No, the blame lies with your parents. Make no mistake: you and they have taken the education that people like me earned fairly. Neither I nor they will never know what the cost of that was. But justice will come to you. It always does. In the most profound sense, it already has.
What do I want you to do? I sincerely doubt that anyone who should be asking that question has read this far. But in case you have, I ask only this:
Parents, repent. I mean that. Confess your guilt. Admit it without excuse or bargaining. Accept the consequences freely. And then, when that is over, spend the same money you spent to get your own children into a top-ranked college to give someone in my position a scholarship. A merit scholarship. A scholarship that can be earned by anyone – ANYONE – who applies. And see that it is given fairly. That is what you should do.
Students, repent. Go to your deans and confess what happened. Admit it without excuse or bargaining. Accept the consequences freely. Go to a different school if you have to. One you can earn your way into. If your parents can still pay for that, by all means let them. There’s no shame in that: it’s what honest parents do for their children if they can.
And if you can stay in the school you’re in? Then learn. Make the most of those opportunities. Don’t slack off. Don’t pay others to do the work you have been trusted to do. We’re all counting on you. Be worthy of it.

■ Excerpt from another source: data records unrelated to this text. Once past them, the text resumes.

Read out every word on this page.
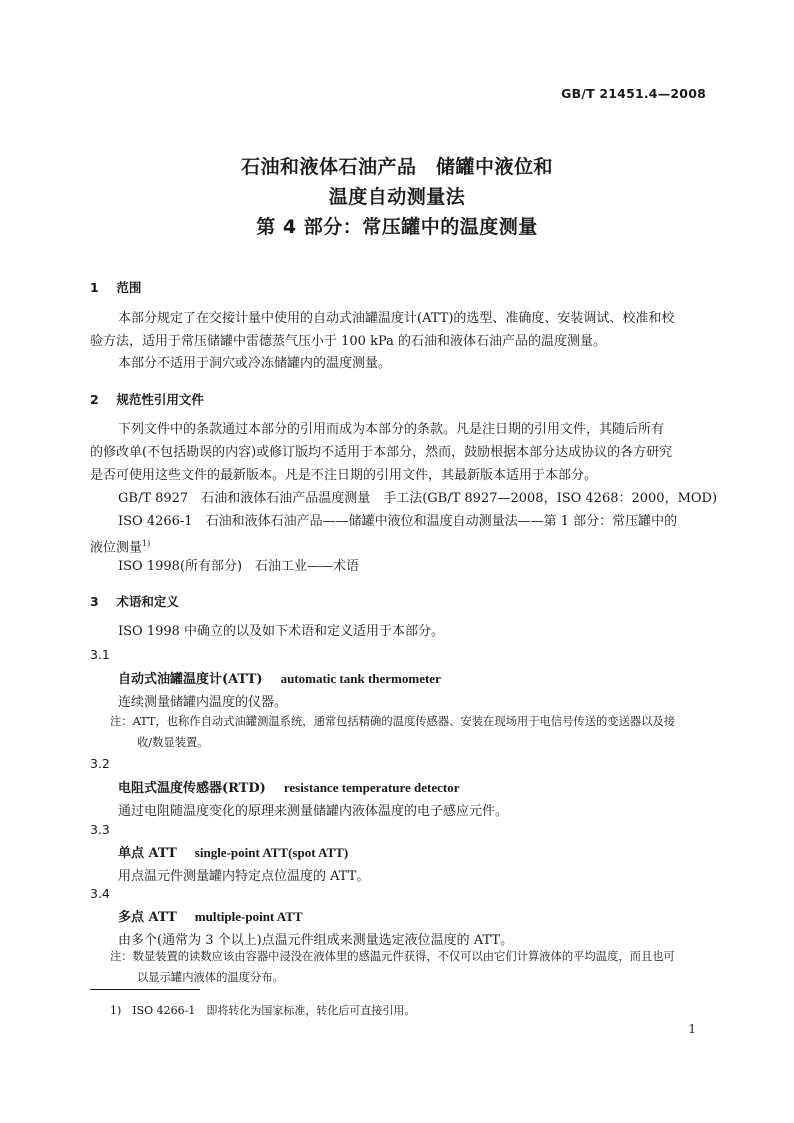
GB/T 21451.4—2008
石油和液体石油产品　储罐中液位和
温度自动测量法
第 4 部分：常压罐中的温度测量
1 范围
本部分规定了在交接计量中使用的自动式油罐温度计(ATT)的选型、准确度、安装调试、校准和校
验方法，适用于常压储罐中雷德蒸气压小于 100 kPa 的石油和液体石油产品的温度测量。
本部分不适用于洞穴或冷冻储罐内的温度测量。
2 规范性引用文件
下列文件中的条款通过本部分的引用而成为本部分的条款。凡是注日期的引用文件，其随后所有
的修改单(不包括勘误的内容)或修订版均不适用于本部分，然而，鼓励根据本部分达成协议的各方研究
是否可使用这些文件的最新版本。凡是不注日期的引用文件，其最新版本适用于本部分。
GB/T 8927　石油和液体石油产品温度测量　手工法(GB/T 8927—2008，ISO 4268：2000，MOD)
ISO 4266-1　石油和液体石油产品——储罐中液位和温度自动测量法——第 1 部分：常压罐中的
液位测量$^{1)}$
ISO 1998(所有部分)　石油工业——术语
3 术语和定义
ISO 1998 中确立的以及如下术语和定义适用于本部分。
3.1
自动式油罐温度计(ATT) automatic tank thermometer
连续测量储罐内温度的仪器。
注：ATT，也称作自动式油罐测温系统，通常包括精确的温度传感器、安装在现场用于电信号传送的变送器以及接
收/数显装置。
3.2
电阻式温度传感器(RTD) resistance temperature detector
通过电阻随温度变化的原理来测量储罐内液体温度的电子感应元件。
3.3
单点 ATT single-point ATT(spot ATT)
用点温元件测量罐内特定点位温度的 ATT。
3.4
多点 ATT multiple-point ATT
由多个(通常为 3 个以上)点温元件组成来测量选定液位温度的 ATT。
注：数显装置的读数应该由容器中浸没在液体里的感温元件获得，不仅可以由它们计算液体的平均温度，而且也可
以显示罐内液体的温度分布。
1)　ISO 4266-1　即将转化为国家标准，转化后可直接引用。
1
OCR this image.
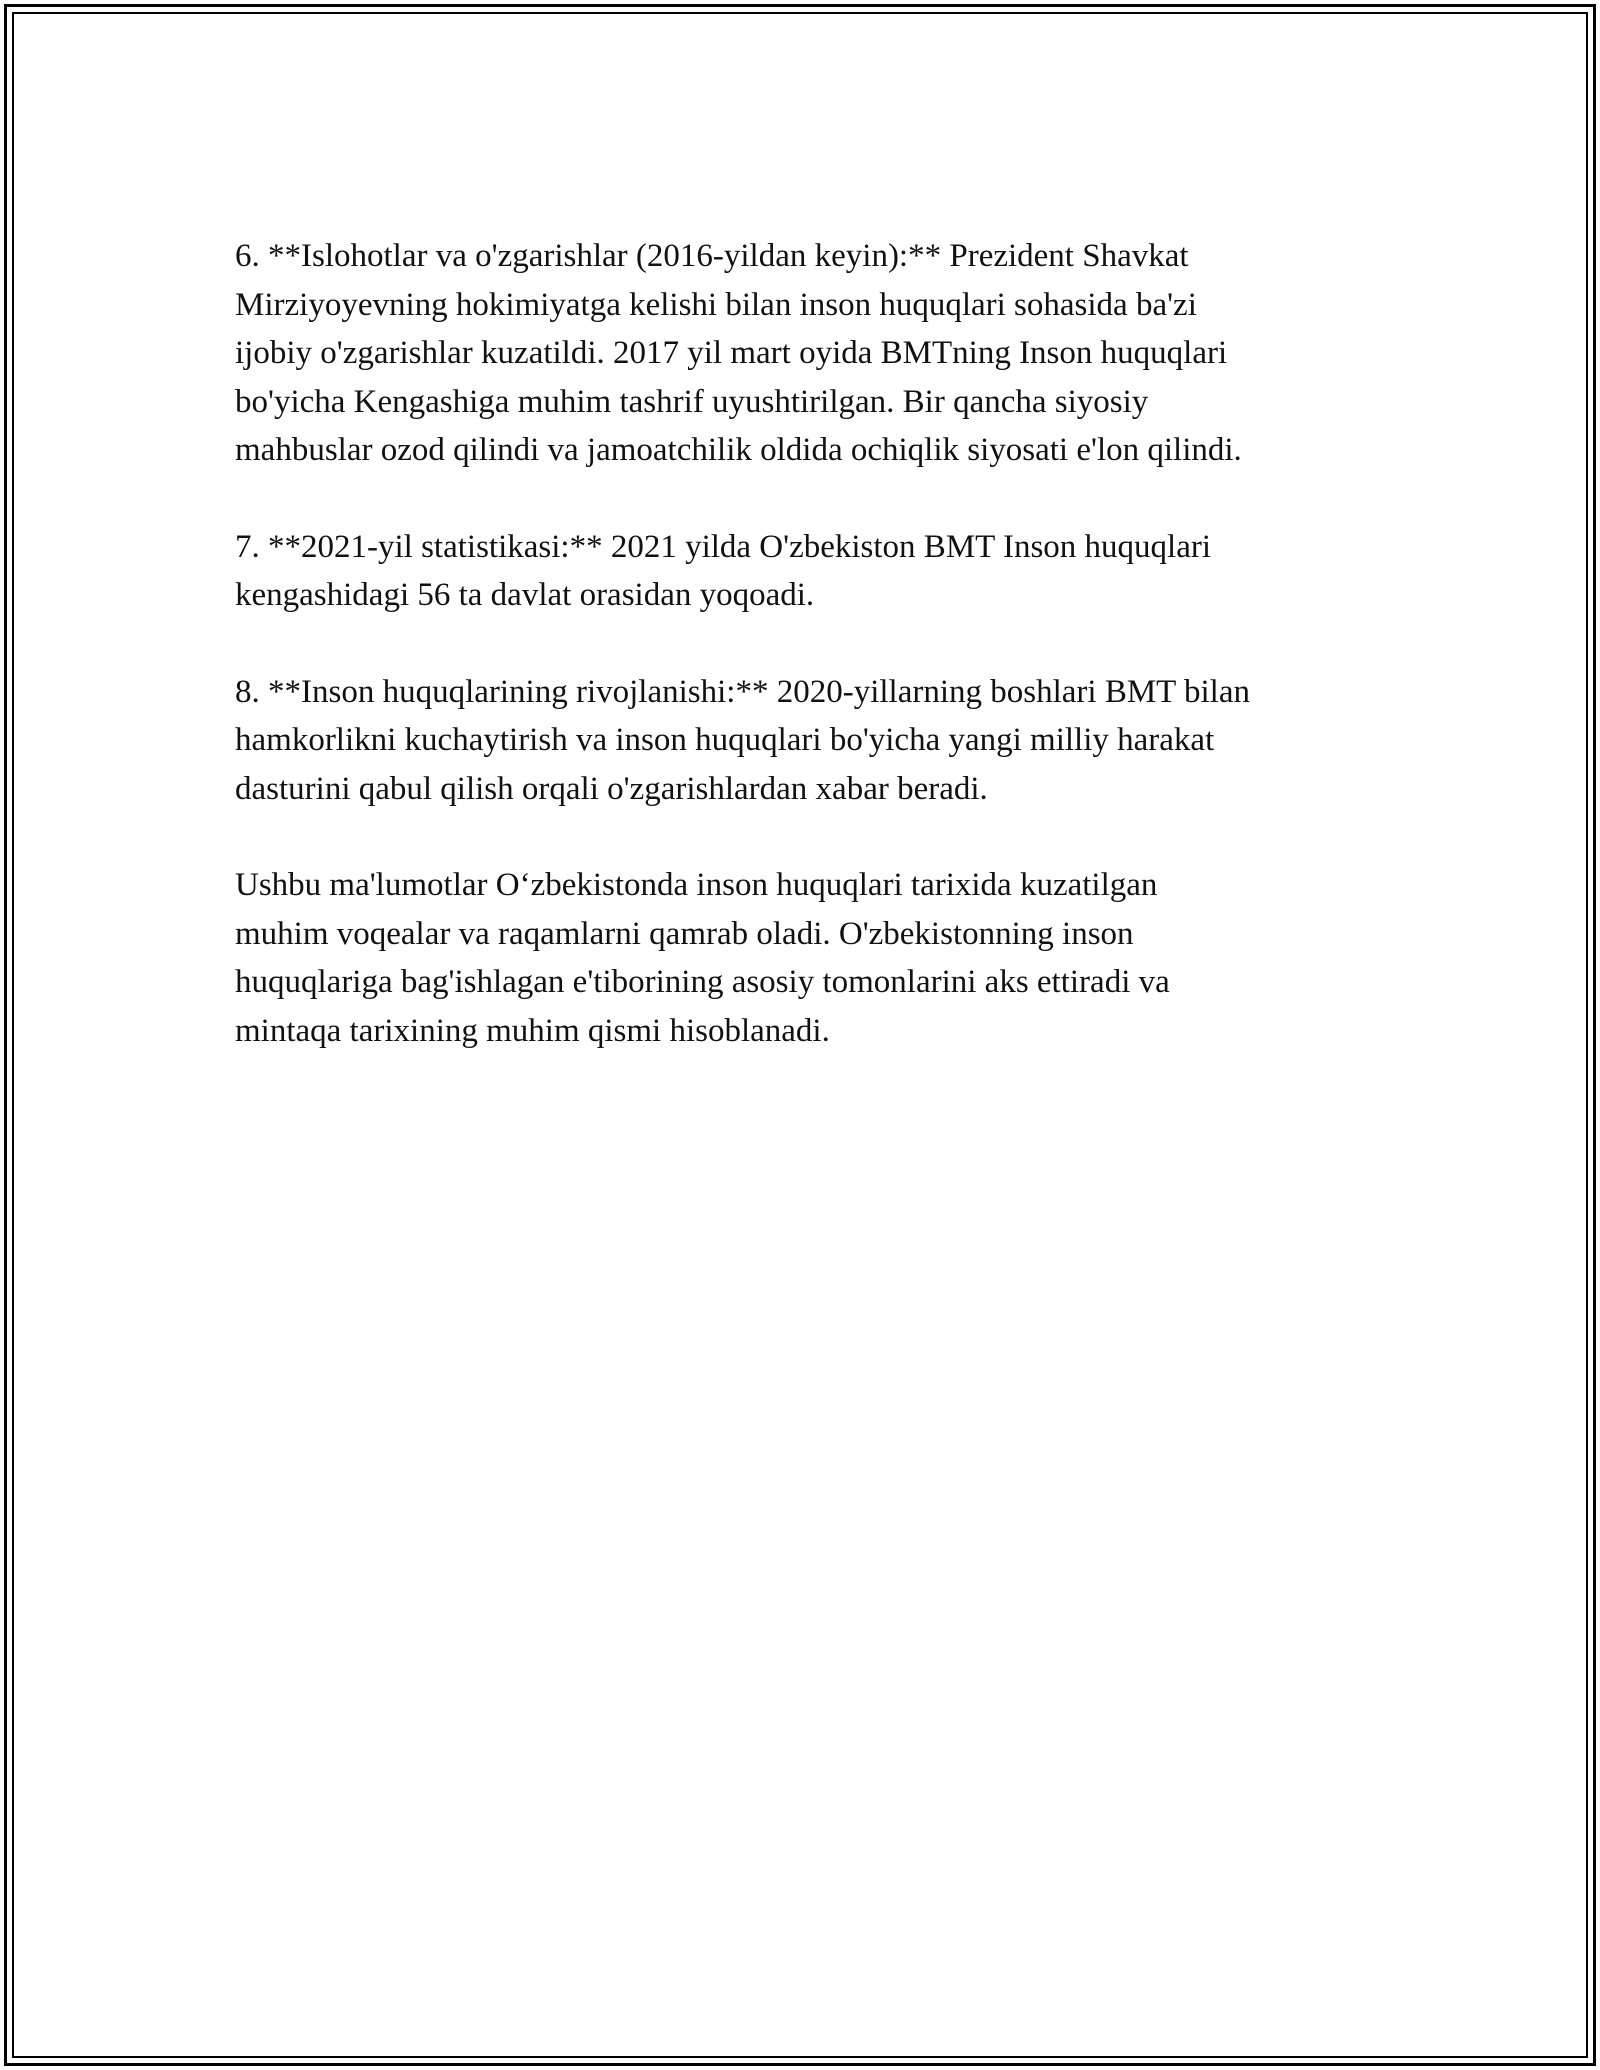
6. **Islohotlar va o'zgarishlar (2016-yildan keyin):** Prezident Shavkat
Mirziyoyevning hokimiyatga kelishi bilan inson huquqlari sohasida ba'zi
ijobiy o'zgarishlar kuzatildi. 2017 yil mart oyida BMTning Inson huquqlari
bo'yicha Kengashiga muhim tashrif uyushtirilgan. Bir qancha siyosiy
mahbuslar ozod qilindi va jamoatchilik oldida ochiqlik siyosati e'lon qilindi.

7. **2021-yil statistikasi:** 2021 yilda O'zbekiston BMT Inson huquqlari
kengashidagi 56 ta davlat orasidan yoqoadi.

8. **Inson huquqlarining rivojlanishi:** 2020-yillarning boshlari BMT bilan
hamkorlikni kuchaytirish va inson huquqlari bo'yicha yangi milliy harakat
dasturini qabul qilish orqali o'zgarishlardan xabar beradi.

Ushbu ma'lumotlar O‘zbekistonda inson huquqlari tarixida kuzatilgan
muhim voqealar va raqamlarni qamrab oladi. O'zbekistonning inson
huquqlariga bag'ishlagan e'tiborining asosiy tomonlarini aks ettiradi va
mintaqa tarixining muhim qismi hisoblanadi.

And I hope you enjoy our education.
Sincerely,
Scott Huggins
Very good and I wholeheartedly agree. I chose the military path for a similar reasons and learned that it was merit based as well (well, at least for the lower to middle enlisted ranks.) I wouldn’t trade that education and travel for anything and it led me to where I am in IT as a programmer and software analysts.
What they can’t take, what they can’t have, what is, to their minds, unfairly out of their reach, is your intellectual ability. You can’t buy that, steal that, or have it bestowed on you out of pity or even righteousness; like being very tall or naturally prone to muscle, it’s nature or nothing.